La tension entre autonomie et protection est au cœur de ce débat. La Charte canadienne des droits et libertés garantit l’égalité et la liberté personnelle – des valeurs que soulignent les défenseurs de l’AMM. Cependant, les cadres internationaux des droits humains suggèrent que ces valeurs doivent être équilibrées avec des protections spéciales pour les populations vulnérables.
Le rejet apparent par le gouvernement des critiques de l’ONU soulève des questions troublantes sur l’engagement du Canada envers ses obligations internationales en matière de droits humains.

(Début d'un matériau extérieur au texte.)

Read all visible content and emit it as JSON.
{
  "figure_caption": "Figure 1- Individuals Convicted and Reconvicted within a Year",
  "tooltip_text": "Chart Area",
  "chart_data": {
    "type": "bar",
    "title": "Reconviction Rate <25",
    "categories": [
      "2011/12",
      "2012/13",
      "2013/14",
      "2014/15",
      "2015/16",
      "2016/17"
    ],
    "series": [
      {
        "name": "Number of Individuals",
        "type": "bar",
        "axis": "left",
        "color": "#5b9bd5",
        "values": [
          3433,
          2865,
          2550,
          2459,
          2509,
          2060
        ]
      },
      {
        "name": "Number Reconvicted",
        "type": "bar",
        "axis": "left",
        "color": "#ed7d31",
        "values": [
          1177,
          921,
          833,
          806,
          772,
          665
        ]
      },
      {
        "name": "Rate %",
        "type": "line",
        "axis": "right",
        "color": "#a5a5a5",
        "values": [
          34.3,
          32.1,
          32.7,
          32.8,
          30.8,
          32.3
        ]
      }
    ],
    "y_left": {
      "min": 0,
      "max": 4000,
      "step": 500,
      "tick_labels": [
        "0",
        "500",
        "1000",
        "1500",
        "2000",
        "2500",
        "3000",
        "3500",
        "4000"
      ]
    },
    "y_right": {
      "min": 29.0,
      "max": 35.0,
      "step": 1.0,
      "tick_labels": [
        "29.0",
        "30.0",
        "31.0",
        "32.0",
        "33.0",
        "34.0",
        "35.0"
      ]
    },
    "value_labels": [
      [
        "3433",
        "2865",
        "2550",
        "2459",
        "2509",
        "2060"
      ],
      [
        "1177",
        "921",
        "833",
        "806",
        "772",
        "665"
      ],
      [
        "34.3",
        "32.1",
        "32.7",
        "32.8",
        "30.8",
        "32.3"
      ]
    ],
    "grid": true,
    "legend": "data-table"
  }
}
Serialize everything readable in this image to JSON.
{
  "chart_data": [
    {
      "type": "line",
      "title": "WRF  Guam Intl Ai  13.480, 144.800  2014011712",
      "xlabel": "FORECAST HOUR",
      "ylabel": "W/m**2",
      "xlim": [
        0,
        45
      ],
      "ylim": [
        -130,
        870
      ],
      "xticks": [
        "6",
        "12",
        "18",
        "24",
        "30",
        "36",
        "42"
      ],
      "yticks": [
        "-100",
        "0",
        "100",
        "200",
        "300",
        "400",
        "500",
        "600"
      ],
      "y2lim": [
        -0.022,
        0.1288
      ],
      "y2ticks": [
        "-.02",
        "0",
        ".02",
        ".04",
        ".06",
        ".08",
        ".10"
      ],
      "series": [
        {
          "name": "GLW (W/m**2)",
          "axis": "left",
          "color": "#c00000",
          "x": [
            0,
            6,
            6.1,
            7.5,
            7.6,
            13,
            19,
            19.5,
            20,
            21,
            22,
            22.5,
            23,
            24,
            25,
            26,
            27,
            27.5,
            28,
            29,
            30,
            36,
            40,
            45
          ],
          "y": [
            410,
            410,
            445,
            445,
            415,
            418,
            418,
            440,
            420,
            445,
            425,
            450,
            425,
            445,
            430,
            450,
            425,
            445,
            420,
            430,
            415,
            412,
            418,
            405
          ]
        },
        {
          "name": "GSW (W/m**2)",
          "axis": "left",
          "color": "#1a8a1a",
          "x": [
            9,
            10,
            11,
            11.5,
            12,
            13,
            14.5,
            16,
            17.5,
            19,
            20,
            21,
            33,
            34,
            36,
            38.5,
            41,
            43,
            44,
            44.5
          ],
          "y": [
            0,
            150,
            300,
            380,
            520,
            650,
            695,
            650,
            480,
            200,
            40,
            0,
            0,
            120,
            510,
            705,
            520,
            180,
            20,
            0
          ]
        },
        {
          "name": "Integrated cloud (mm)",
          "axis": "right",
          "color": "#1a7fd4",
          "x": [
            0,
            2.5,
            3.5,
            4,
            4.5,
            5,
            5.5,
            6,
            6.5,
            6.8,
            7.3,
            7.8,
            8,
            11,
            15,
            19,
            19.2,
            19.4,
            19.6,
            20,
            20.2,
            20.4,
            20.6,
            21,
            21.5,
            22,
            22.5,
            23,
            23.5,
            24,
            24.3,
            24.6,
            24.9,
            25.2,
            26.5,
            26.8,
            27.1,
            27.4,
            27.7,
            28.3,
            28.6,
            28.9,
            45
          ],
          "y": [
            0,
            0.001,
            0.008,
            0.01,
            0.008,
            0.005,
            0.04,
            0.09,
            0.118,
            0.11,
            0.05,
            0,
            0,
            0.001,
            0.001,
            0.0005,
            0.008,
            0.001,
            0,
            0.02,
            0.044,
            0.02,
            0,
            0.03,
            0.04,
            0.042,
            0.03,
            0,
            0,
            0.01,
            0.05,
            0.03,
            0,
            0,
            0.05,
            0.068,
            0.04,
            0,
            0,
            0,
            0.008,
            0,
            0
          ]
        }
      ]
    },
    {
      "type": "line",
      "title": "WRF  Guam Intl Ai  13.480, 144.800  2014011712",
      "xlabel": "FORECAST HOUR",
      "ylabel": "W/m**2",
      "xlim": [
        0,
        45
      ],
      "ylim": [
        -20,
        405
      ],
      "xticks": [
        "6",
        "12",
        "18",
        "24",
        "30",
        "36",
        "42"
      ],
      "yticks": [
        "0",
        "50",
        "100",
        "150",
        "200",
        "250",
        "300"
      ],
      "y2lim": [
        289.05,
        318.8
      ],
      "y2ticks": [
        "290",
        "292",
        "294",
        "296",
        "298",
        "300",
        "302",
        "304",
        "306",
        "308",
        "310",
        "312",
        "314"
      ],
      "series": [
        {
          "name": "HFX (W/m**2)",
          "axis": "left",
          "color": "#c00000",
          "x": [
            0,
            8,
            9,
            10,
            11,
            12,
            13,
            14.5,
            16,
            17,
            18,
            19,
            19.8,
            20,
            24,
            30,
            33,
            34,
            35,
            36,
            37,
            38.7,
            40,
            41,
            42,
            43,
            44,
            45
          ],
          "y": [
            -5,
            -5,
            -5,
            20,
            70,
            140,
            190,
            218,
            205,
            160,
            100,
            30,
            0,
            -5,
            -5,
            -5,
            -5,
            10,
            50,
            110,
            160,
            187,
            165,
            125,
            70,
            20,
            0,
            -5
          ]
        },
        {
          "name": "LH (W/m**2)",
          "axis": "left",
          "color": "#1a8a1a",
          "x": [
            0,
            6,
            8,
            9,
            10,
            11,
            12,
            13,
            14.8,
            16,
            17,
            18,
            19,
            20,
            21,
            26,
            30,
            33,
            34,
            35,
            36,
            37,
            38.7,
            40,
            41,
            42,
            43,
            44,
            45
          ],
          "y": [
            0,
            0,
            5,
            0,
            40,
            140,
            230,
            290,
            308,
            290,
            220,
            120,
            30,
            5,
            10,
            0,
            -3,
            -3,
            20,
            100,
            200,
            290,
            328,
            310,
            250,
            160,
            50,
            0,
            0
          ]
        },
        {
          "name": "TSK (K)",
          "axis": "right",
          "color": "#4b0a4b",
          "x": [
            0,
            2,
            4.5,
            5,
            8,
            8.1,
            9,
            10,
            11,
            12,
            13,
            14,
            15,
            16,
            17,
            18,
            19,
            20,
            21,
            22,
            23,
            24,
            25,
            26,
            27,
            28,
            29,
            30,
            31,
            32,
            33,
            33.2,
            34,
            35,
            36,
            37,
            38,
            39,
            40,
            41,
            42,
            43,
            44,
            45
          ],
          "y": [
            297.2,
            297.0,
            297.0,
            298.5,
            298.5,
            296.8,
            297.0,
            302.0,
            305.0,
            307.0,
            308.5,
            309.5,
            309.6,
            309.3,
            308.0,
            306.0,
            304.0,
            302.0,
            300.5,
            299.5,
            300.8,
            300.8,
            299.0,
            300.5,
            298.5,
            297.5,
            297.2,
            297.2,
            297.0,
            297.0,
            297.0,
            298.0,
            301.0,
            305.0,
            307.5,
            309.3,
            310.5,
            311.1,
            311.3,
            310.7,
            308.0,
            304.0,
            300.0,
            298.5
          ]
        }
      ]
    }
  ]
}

Lorsque les nations ratifient les conventions de l’ONU, elles acceptent de mettre en œuvre les recommandations des comités de surveillance et de s’engager dans un dialogue de bonne foi sur les préoccupations.
En finissant d’examiner les documents étalés sur mon bureau, une chose est devenue claire : il ne s’agit pas simplement d’un désaccord sur une politique nationale, mais potentiellement d’un recul significatif par rapport aux normes internationales des droits humains que le Canada a contribué à établir.
Si Ottawa finira par répondre à ces préoccupations reste incertain. Ce qui est certain, cependant, c’est que la vie et la dignité des Canadiens handicapés sont en jeu pendant que nous attendons une réponse.